En Amérique du Nord, les évaluations de Cybertracker ont fait leur apparition en 2004. Mark Elbroch, un biologiste américain et expert du pistage, s’est rendu en Afrique à plusieurs reprises pour y subir un test et y apprendre le système d’évaluation afin de l’instaurer aux États-Unis. Depuis 2004, plusieurs centaines de personnes ont ainsi participé à ces évaluations. Les standards sont élevés et les questions posées peuvent inclure tous les signes rencontrés sur le terrain pendant les deux jours que dure l’évaluation. Les pistes, les excréments et les signes d’alimentation de mammifères, d’oiseaux, d’amphibiens et même d’insectes peuvent être questionnés. Les participants sont autant des professionnels de la faune que des amateurs, de plus en plus nombreux, pratiquant le pistage comme loisir. La première évaluation de pisteurs canadiens s’est tenue au mois de mars dernier en Ontario et dix participants du Québec et de l’Ontario ont obtenu un certificat en fonction de leur niveau d’expertise. Parions que ce n’est qu’un début.
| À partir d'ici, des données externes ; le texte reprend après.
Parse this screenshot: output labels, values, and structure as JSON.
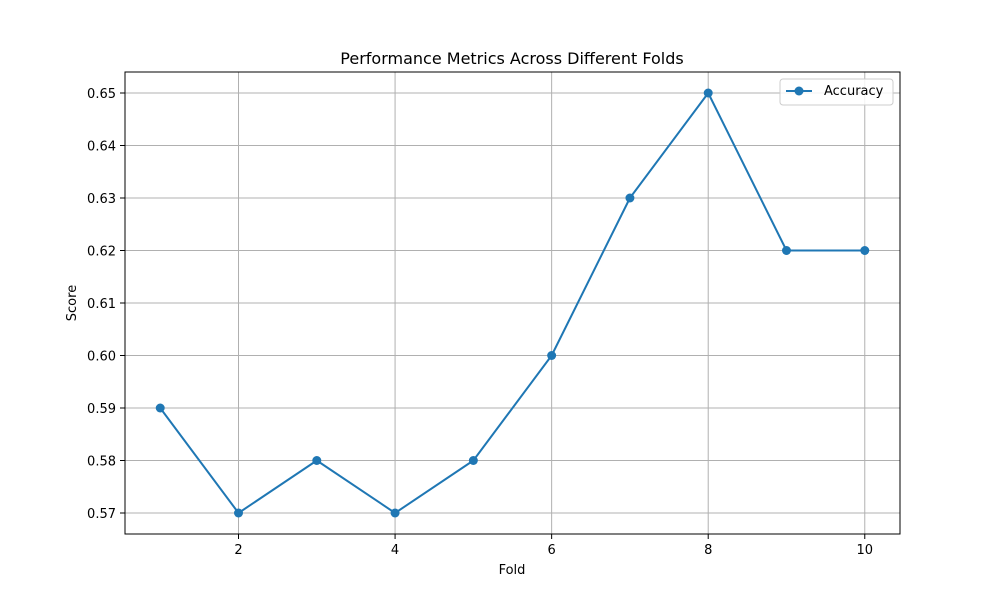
{
  "chart_data": {
    "type": "line",
    "title": "Performance Metrics Across Different Folds",
    "xlabel": "Fold",
    "ylabel": "Score",
    "x": [
      1,
      2,
      3,
      4,
      5,
      6,
      7,
      8,
      9,
      10
    ],
    "series": [
      {
        "name": "Accuracy",
        "values": [
          0.59,
          0.57,
          0.58,
          0.57,
          0.58,
          0.6,
          0.63,
          0.65,
          0.62,
          0.62
        ],
        "color": "#1f77b4",
        "marker": "circle"
      }
    ],
    "xlim": [
      0.55,
      10.45
    ],
    "ylim": [
      0.566,
      0.654
    ],
    "xticks": [
      2,
      4,
      6,
      8,
      10
    ],
    "xtick_labels": [
      "2",
      "4",
      "6",
      "8",
      "10"
    ],
    "yticks": [
      0.57,
      0.58,
      0.59,
      0.6,
      0.61,
      0.62,
      0.63,
      0.64,
      0.65
    ],
    "ytick_labels": [
      "0.57",
      "0.58",
      "0.59",
      "0.60",
      "0.61",
      "0.62",
      "0.63",
      "0.64",
      "0.65"
    ],
    "grid": true,
    "legend_position": "top-right"
  }
}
Que ce soit dans un but professionnel ou amateur, le pistage nous force à faire des liens et à nous intéresser à tous les éléments d’un écosystème. Notre connaissance du milieu naturel en entier s’en trouve renforcée. Pourquoi le Grand Pic creuse-t-il ces immenses trous ? Quelles sont les essences d’arbre que le Porc-épic préfère ? Les carnivores nous mènent aux herbivores qui nous mènent aux plantes et ainsi de suite. On ne peut pratiquer le pistage longtemps avant de devoir s’intéresser aux plantes, aux oiseaux, aux insectes, etc. La majorité des gens pense à tort que le pistage se limite à identifier l’animal. En fait, ce n’est que le point de départ. On peut voir à quelle vitesse il se déplace et se demander si ce rythme est naturel ou non pour cette espèce, on peut comprendre où il s’est arrêté. En suivant un animal sur de plus longues distances, on en viendra à voir comment il réagit aux endroits ouverts, comment il traverse ou évite les routes et réagit aux animaux dont il croise les pistes. Le talent d’un pisteur est souvent de se poser les bonnes questions afin de pousser sa connaissance, qui n’est limitée que par sa curiosité.
Paul Rezendes, auteur et pisteur professionnel américain, dit qu’apprendre à pister permet de devenir attentif à tous les éléments de notre vie quotidienne. Si cela est vrai, la prochaine fois que vous croiserez la piste d’un animal près de chez vous, au moins, ne l’ignorez pas. Faites-le pour lui bien sûr, mais surtout pour vous.